«Es demasiado pronto para buscar a Dios…»

Hay muchos que quieren hacer como el malhechor en la cruz. Ese que le dijo al Señor:  «Acuérdate de mí cuando vengas en tu reino.» Ellos quieren esperar hasta su agonía, para, recién entonces, implorar misericordia. Entretanto, quieren vivir su vida lo más intensamente posible, y disfrutar del mundo.

Ellos dicen: «Comamos y bebamos, que mañana moriremos». Ellos esperan tener más adelante una oportunidad para ponerse a cuentas con Dios. Quieren disponer libremente para sí toda su vida y ser salvos en el último momento sólo para escapar del infierno.

¿Está usted entre estos? Si es así, lo primero que debe saber es que usted no tiene comprada su vida. Usted no puede saber si Dios le dará o no ese postrer instante de lucidez para arrepentirse. Tal vez le sobrevenga la muerte en forma violenta e inesperada. ¡Cuántos han muerto sin alcanzar siquiera a articular una palabra! Y después de la muerte, no hay salvación … sólo juicio.

Si usted piensa así, está construyendo su vida sobre arena, y no sobre la roca.  El mañana no nos pertenece … el pasado ya se fue. Sólo tenemos el «hoy» breve y fugaz. Usted debe saber lo que dice la Escritura: «¡He aquí ahora el tiempo aceptable; he aquí ahora el día de salvación!» (2 Cor.6:2).

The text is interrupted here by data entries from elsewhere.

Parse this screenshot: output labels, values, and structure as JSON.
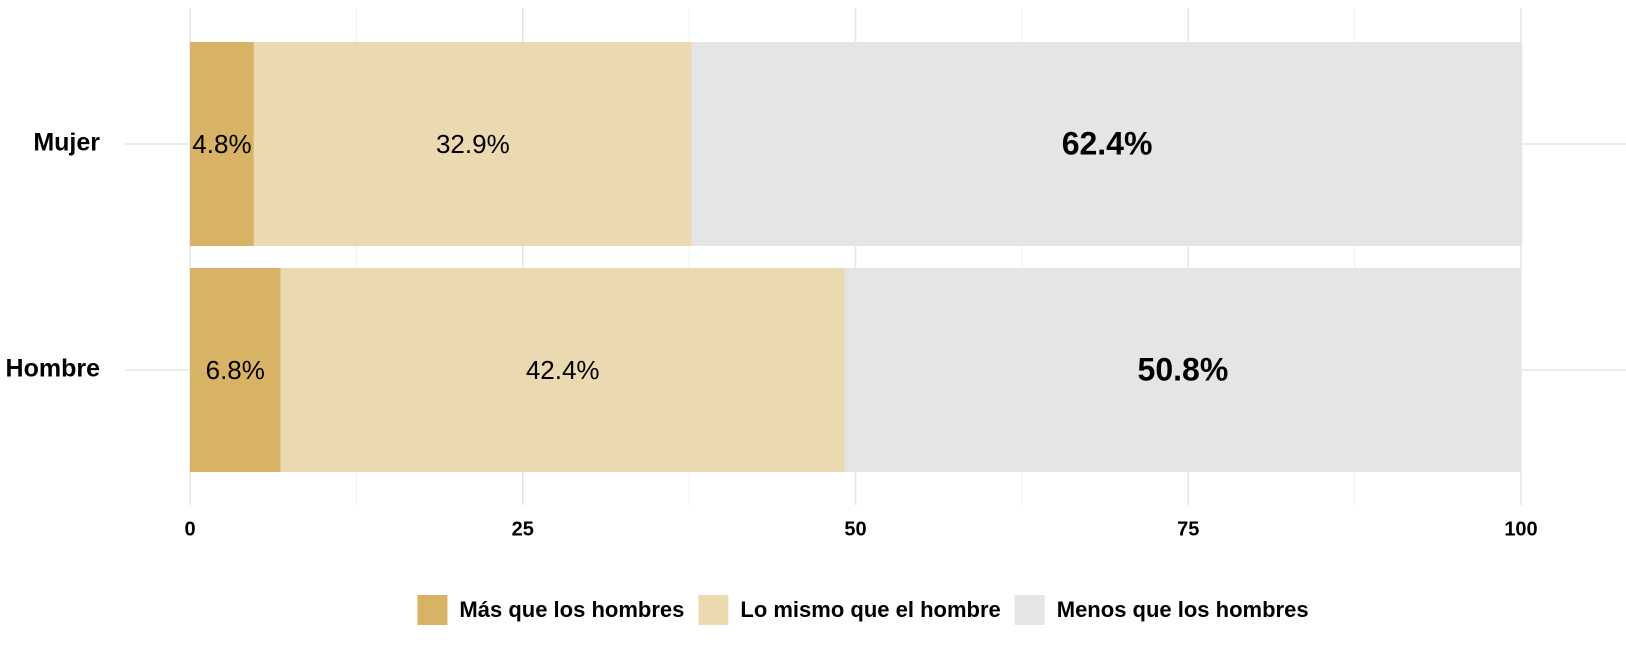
{
  "chart_data": {
    "type": "stacked_barh",
    "categories": [
      "Mujer",
      "Hombre"
    ],
    "series": [
      {
        "name": "Más que los hombres",
        "color": "#d8b365",
        "values": [
          4.8,
          6.8
        ],
        "value_labels": [
          "4.8%",
          "6.8%"
        ],
        "label_bold": false
      },
      {
        "name": "Lo mismo que el hombre",
        "color": "#ebd9b2",
        "values": [
          32.9,
          42.4
        ],
        "value_labels": [
          "32.9%",
          "42.4%"
        ],
        "label_bold": false
      },
      {
        "name": "Menos que los hombres",
        "color": "#e5e5e5",
        "values": [
          62.4,
          50.8
        ],
        "value_labels": [
          "62.4%",
          "50.8%"
        ],
        "label_bold": true
      }
    ],
    "xlim": [
      0,
      100
    ],
    "xticks": [
      0,
      25,
      50,
      75,
      100
    ],
    "xticks_minor": [
      12.5,
      37.5,
      62.5,
      87.5
    ],
    "grid": true,
    "legend": "bottom"
  }
}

Usted, que todavía tiene la vida por delante, debiera más bien decir: «Voy a hacer la mejor inversión de mi vida. Muchos han fracasado al buscar las riquezas o la fama. Yo no seguiré ese camino. Dios, aquí estoy, muéstrate a mí. Quiero conocerte».

Que el Señor le ayude para ver que estamos en el tiempo preciso para buscarle y servirle. No dilate esta decisión. El tiempo se ha cumplido. El reino de Dios se ha acercado. El Señor Jesús dijo: «Arrepentíos y creed en el evangelio» (Mr. 1:15). Creer en el evangelio es creer que Jesús es el Hijo de Dios, y que hay vida en su nombre.

«No necesito de un Salvador»

El hombre suele tener muy buena opinión de sí mismo. El hombre suele pensar que es capaz de solucionar sus grandes problemas sin ayuda de nadie. Tiene una gran capacidad intelectual, tiene solvencia moral, tiene capacidad de autodominio. En verdad, el hombre es un ser muy especial.

Sin embargo, el hombre tiene un tendón de Aquiles. Es perfecto en casi todo, pero tiene un profundo problema. Un problema mortal: ¡La muerte! El hombre es mortal, y, lo peor de todo, ¡no sabe cuándo ella lo alcanzará! Este tendón de Aquiles desnuda su real condición, avergüenza su arrogancia, y le humilla hasta lo sumo. (¿Cuál sería su arrogancia si hubiese vencido la muerte?) ¿Cómo no poder trascenderse en el tiempo? ¿Cómo no poder aferrarse indefinidamente a la vida que tanto ama? ¿Cómo no poder zafarse de la muerte que tanto teme?

Pero lo peor aun no se ha dicho: Esta muerte que nos circunda es la antesala de otra muerte. Una muerte eterna. Si existe la muerte de nuestro cuerpo, también la hay de nuestra alma. Una muerte atroz, espantosa, eterna. La primera muerte es una desgracia. La segunda es una tragedia irreparable. En ambas el hombre muestra su insolvencia, su nulidad, ¡su irremediable y gran fracaso!

¡El hombre necesita un Salvador! Un Salvador que sea tan poderoso que sea capaz de solucionar este gran problema. Uno que haya vencido la muerte. Uno que se haya burlado del sepulcro. ¡Jesucristo es este Vencedor! Él se levantó del sepulcro, sueltos los dolores de la muerte, porque era imposible que hubiese sido retenido por ella. Nosotros necesitamos de él. ¡Y usted también!